Functions and Components

  • Functions: Transport, protection, regulation.

  • Components: Plasma (liquid), formed elements (erythrocytes, leukocytes, platelets).

The Cardiovascular System

Heart and Blood Vessels

  • Heart: Pumps blood through pulmonary and systemic circuits.

  • Blood vessels: Arteries (away from heart), veins (toward heart), capillaries (exchange).

The Respiratory System

Gas Exchange and Organs

  • Major organs: Nose, pharynx, larynx, trachea, bronchi, lungs, alveoli.

  • Functions: Gas exchange (O2 in, CO2 out), regulation of blood pH, voice production.

The Digestive System

Functions and Major Organs

  • Functions: Digestion, absorption, elimination.

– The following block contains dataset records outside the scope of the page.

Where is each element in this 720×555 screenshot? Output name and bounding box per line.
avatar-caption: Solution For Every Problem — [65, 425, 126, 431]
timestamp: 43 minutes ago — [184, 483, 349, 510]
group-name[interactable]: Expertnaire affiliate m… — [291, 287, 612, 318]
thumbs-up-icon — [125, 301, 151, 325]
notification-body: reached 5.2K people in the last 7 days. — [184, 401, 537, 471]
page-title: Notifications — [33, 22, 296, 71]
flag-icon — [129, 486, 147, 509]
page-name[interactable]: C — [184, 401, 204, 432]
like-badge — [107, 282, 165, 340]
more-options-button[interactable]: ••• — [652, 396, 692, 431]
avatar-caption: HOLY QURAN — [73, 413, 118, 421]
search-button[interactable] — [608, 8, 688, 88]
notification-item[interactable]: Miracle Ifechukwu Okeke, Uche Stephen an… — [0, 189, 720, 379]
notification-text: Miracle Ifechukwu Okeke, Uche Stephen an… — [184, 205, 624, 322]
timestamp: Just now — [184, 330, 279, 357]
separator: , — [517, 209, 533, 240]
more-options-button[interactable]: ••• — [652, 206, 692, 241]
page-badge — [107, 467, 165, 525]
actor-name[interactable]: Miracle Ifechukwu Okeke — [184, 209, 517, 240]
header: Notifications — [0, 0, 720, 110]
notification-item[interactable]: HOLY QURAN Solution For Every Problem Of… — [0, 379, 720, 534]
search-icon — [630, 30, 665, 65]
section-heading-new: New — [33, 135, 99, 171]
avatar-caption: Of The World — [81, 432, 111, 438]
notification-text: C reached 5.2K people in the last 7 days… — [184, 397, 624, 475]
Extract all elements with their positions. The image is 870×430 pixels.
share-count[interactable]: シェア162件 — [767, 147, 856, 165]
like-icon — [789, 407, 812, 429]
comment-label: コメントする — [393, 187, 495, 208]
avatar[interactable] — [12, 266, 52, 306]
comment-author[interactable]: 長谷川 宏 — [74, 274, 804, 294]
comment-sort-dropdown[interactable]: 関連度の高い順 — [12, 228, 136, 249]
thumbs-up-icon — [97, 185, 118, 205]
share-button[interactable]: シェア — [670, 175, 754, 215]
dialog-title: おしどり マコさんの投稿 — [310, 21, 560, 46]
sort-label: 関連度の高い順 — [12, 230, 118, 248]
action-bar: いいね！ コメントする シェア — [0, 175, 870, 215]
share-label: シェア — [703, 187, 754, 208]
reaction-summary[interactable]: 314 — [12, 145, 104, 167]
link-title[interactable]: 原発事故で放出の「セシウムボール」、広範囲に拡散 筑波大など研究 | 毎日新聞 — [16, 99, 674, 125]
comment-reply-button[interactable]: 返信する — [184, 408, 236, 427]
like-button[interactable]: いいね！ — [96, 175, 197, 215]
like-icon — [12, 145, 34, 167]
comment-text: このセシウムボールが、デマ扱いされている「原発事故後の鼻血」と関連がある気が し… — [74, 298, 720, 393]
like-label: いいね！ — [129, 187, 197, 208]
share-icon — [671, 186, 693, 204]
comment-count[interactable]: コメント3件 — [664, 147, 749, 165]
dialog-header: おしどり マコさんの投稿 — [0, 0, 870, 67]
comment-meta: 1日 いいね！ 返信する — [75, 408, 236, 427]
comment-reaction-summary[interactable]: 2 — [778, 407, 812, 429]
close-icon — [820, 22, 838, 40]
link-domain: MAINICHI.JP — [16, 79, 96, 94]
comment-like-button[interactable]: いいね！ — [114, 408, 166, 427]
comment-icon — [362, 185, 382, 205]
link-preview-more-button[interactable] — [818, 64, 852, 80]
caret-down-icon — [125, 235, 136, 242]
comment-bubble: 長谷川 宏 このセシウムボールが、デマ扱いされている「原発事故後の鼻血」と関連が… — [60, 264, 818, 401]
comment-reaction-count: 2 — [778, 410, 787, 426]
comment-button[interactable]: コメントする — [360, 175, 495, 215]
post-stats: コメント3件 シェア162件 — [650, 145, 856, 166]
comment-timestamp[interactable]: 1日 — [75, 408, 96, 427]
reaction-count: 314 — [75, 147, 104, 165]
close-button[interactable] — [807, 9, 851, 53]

  • Major organs: Mouth, pharynx, esophagus, stomach, small intestine, large intestine, accessory organs (liver, pancreas, gallbladder).

The Urinary System

Functions and Organs

  • Functions: Removal of wastes, regulation of fluid/electrolyte and acid-base balance, blood pressure regulation.

  • Organs: Kidneys, ureters, urinary bladder, urethra.

The Reproductive System

Male and Female Structures

  • Male: Testes, duct system, accessory glands, penis.

  • Female: Ovaries, uterine tubes, uterus, vagina, external genitalia.

Additional info:

  • This summary covers the foundational chapters of a typical Anatomy & Physiology course, integrating definitions, examples, and diagrams for effective exam preparation.